Control of nuclear-cytoplasmic shuttling of Ankrd54 by PKCδ.

Aim: To identify and characterize the effect of phosphorylation on the subcellular localization of Ankrd54.

Methods: HEK293T cells were treated with calyculin A, staurosporin or phorbol 12-myristate 13-acetate (PMA). Cells were transfected with eGFP-tagged Ankrd54 with or without Lyn tyrosine kinase (wild-type, Y397F mutant, or Y508F mutant). The subcellular localization was assessed by immunofluorescence imaging of cells, immunoblotting of subcellular fractionations. The phosphorylation of Ankrd54 was monitored using Phos-tagTM gel retardation. Phosphorylated peptides were analysed by multiple-reaction-monitoring (MRM) proteomic analysis.

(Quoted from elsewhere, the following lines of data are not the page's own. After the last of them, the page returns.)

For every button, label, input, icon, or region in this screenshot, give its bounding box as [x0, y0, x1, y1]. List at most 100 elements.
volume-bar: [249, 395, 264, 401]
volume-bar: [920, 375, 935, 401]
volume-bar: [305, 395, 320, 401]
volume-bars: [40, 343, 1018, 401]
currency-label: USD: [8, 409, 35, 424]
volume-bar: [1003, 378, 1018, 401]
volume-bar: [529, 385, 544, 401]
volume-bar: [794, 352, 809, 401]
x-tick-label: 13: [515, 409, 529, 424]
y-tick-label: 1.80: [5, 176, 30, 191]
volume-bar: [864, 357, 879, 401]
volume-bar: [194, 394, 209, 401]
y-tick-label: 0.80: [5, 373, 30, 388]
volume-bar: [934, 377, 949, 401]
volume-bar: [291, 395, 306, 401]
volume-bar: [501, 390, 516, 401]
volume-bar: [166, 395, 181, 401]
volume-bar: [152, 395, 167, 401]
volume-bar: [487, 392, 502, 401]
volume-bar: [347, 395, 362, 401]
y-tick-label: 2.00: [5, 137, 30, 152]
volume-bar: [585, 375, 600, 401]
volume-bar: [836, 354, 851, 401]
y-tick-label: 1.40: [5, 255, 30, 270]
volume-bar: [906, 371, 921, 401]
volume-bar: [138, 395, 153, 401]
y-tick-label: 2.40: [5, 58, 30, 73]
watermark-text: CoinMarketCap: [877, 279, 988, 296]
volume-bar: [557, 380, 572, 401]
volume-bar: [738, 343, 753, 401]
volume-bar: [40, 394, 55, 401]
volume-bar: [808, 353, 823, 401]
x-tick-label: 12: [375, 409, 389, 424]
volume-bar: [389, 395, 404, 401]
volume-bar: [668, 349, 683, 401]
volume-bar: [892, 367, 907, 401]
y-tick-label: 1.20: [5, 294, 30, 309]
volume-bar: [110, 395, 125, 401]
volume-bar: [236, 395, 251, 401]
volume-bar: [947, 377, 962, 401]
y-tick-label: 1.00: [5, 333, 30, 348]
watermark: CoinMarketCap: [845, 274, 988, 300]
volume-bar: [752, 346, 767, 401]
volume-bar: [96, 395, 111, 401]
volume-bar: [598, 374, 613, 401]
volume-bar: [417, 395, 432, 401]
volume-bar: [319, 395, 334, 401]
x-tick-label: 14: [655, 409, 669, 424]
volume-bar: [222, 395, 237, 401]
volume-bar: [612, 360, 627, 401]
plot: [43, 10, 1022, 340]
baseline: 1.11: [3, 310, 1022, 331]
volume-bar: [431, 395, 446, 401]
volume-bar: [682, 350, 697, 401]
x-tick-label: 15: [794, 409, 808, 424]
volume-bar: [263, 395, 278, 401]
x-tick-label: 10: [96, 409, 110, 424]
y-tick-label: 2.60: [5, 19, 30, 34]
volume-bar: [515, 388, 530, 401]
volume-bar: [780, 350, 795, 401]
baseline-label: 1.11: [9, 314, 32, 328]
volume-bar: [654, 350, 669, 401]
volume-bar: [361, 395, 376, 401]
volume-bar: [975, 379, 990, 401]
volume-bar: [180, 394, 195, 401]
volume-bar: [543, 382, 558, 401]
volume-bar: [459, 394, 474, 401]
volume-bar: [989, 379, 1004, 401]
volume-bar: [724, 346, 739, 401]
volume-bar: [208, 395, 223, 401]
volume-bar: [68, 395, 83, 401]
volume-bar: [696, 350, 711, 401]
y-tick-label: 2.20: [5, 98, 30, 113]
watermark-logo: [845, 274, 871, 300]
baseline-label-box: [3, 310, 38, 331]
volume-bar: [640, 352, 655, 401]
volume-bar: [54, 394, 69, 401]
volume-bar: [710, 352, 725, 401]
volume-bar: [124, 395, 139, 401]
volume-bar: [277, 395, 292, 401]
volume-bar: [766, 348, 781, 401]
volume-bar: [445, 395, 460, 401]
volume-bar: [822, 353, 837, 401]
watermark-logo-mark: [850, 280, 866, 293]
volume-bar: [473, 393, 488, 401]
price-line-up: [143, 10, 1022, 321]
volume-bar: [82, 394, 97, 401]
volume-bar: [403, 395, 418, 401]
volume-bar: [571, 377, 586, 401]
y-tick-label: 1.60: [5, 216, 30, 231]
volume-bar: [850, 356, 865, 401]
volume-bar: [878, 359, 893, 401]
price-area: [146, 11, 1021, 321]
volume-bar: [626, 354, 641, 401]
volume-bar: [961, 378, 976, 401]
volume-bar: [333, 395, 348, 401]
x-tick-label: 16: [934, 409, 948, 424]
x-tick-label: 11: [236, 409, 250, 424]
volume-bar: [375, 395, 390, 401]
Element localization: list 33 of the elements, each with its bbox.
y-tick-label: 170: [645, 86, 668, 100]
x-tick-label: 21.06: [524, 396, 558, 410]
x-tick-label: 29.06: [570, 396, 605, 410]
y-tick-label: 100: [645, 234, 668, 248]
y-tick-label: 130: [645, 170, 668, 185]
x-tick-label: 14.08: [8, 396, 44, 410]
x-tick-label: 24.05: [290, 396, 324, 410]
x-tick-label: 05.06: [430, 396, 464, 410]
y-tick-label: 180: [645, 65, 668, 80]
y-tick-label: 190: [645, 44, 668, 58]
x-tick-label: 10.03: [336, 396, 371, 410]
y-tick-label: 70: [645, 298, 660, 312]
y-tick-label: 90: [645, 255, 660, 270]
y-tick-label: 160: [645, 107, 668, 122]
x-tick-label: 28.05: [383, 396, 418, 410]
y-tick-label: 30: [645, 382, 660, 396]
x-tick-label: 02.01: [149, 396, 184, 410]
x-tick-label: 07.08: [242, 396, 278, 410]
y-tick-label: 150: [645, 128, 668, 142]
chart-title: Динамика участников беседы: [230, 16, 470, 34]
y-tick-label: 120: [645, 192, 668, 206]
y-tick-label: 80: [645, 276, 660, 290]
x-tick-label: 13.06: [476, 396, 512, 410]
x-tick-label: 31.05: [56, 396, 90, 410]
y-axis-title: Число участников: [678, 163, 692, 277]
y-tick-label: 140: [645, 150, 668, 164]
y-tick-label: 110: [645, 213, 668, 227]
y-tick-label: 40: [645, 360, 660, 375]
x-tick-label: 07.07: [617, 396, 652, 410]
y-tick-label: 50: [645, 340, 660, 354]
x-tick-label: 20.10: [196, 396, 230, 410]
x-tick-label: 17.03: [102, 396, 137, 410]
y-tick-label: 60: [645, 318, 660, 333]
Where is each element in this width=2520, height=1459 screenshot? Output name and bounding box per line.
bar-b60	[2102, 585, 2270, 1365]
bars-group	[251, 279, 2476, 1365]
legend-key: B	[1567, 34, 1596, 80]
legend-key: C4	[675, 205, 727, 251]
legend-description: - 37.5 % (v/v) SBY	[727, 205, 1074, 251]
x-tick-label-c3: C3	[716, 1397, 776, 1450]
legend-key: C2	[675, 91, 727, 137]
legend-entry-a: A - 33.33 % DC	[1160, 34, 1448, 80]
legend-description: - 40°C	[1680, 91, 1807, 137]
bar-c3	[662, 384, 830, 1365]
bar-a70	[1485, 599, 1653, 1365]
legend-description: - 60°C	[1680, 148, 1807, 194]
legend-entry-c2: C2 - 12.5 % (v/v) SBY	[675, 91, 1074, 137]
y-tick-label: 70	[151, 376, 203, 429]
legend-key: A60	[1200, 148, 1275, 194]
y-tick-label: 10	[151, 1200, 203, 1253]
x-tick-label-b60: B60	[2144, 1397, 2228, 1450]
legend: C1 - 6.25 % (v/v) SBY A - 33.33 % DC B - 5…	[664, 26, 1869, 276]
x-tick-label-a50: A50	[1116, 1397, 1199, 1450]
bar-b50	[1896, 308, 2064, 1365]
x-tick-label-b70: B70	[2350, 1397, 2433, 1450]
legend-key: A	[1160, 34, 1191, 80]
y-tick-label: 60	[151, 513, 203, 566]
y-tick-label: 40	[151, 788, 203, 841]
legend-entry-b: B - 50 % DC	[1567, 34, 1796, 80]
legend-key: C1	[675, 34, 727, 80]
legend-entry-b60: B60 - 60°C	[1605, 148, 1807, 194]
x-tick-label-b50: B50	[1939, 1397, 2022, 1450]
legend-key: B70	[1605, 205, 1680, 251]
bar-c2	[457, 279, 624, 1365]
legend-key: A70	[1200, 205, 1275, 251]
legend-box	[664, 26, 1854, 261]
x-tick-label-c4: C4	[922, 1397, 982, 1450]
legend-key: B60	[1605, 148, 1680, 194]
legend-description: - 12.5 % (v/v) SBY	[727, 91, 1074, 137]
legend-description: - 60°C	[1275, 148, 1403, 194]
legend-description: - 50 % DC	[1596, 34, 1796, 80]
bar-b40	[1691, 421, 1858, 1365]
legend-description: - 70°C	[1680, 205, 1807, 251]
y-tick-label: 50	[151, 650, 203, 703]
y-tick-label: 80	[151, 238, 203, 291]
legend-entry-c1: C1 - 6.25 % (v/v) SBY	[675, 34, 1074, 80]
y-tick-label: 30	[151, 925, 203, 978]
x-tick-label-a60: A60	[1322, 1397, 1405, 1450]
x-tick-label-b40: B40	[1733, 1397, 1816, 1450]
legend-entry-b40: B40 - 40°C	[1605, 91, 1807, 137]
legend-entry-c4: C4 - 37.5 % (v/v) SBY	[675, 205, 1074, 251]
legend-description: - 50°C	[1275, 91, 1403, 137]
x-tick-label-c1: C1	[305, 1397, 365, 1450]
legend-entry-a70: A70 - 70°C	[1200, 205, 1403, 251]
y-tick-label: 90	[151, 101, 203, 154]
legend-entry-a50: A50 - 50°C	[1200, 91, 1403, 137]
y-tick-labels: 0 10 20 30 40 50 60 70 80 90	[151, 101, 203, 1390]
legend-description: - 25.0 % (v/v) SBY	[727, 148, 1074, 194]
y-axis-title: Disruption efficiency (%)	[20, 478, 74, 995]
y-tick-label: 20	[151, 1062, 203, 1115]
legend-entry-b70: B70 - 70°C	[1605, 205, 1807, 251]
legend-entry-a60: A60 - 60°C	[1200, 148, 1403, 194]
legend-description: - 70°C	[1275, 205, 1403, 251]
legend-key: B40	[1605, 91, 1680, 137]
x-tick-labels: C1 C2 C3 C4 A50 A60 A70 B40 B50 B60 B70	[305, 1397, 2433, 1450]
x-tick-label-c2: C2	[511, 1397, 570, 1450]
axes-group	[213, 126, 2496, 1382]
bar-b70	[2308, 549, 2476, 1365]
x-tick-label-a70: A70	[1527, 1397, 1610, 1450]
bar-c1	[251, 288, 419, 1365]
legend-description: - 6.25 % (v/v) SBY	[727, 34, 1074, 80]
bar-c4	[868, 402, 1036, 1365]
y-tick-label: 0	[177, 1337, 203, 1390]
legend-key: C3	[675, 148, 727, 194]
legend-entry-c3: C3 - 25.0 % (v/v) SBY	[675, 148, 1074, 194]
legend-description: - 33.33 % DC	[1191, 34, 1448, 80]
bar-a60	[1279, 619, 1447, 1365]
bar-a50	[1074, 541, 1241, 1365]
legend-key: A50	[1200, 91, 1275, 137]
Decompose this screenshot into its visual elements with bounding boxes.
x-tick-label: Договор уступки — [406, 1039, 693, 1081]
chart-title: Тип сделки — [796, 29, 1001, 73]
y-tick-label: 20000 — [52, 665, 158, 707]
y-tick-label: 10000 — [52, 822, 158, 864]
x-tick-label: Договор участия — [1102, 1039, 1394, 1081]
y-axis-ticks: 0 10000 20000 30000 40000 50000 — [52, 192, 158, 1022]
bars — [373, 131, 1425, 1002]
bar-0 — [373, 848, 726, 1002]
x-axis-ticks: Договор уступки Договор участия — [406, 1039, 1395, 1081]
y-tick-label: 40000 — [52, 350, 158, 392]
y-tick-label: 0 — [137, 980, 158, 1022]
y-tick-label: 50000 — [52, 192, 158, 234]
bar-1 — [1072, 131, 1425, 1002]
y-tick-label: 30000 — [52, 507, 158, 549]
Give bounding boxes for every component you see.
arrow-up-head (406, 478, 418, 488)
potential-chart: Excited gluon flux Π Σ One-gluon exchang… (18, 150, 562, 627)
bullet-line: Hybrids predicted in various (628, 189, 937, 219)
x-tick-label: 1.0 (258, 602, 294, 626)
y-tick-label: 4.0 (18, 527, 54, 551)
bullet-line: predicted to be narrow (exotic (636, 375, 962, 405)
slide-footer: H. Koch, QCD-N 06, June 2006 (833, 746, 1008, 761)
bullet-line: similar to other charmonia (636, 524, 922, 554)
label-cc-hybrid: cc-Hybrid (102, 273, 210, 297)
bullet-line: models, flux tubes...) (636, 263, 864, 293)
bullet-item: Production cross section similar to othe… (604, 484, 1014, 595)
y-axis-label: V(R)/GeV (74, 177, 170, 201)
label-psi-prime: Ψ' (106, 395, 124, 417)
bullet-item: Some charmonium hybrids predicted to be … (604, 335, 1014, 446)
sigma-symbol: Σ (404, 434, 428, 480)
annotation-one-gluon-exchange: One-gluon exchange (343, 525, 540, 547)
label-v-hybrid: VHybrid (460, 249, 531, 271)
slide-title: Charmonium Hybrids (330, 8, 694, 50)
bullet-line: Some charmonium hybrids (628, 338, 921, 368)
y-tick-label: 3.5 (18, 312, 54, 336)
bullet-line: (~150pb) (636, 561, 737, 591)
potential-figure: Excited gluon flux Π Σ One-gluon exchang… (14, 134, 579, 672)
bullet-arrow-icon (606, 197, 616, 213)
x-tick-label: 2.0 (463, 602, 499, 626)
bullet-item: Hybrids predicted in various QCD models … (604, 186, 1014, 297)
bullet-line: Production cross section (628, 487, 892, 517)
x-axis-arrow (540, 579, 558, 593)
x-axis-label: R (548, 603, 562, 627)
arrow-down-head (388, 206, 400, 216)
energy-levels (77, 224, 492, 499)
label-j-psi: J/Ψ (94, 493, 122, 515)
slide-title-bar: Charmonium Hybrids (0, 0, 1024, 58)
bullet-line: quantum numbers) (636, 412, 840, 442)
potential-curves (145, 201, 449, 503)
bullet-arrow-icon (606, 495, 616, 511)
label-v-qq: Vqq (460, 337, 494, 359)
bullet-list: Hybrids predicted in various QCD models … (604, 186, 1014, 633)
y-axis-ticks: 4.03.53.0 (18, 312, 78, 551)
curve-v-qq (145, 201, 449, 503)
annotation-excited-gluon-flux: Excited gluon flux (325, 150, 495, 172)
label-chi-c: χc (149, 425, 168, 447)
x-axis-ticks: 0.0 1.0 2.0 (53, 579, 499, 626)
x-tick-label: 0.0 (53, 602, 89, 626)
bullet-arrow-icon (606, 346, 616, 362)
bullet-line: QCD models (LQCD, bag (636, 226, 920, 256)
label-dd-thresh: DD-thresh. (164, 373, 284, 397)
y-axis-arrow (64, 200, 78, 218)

Results: Activation of PKC kinases using PMA promoted nuclear export of Ankrd54 and correlated with increased Ankrd54 phosphorylation, assayed using Phos-tagTM gel retardation. Co-expression of an active form of the PKCδ isoform specifically promoted both phosphorylation and cytoplasmic localization of Ankrd54, while PKCδ, Akt and PKA did not. Alanine mutation of several serine residues in the amino-terminal region of Ankrd54 (Ser14, Ser17, Ser18, Ser19) reduced both PMA induced cytoplasmic localization and phosphorylation of Ankrd54. Using MRM proteomic analysis, phosphorylation of the Ser18 residue of Ankrd54 was readily detectable in response to PMA stimulation. PMA stimulation of cells co-expressing Ankrd54 and Lyn tyrosine kinase displayed increased co-immunoprecipitation and enhanced co-localization in the cytoplasm.

Conclusion: We identify phosphorylation by PKCδ as a major regulator of nuclear-cytoplasmic shuttling of Ankrd54, and its interaction with the tyrosine kinase Lyn.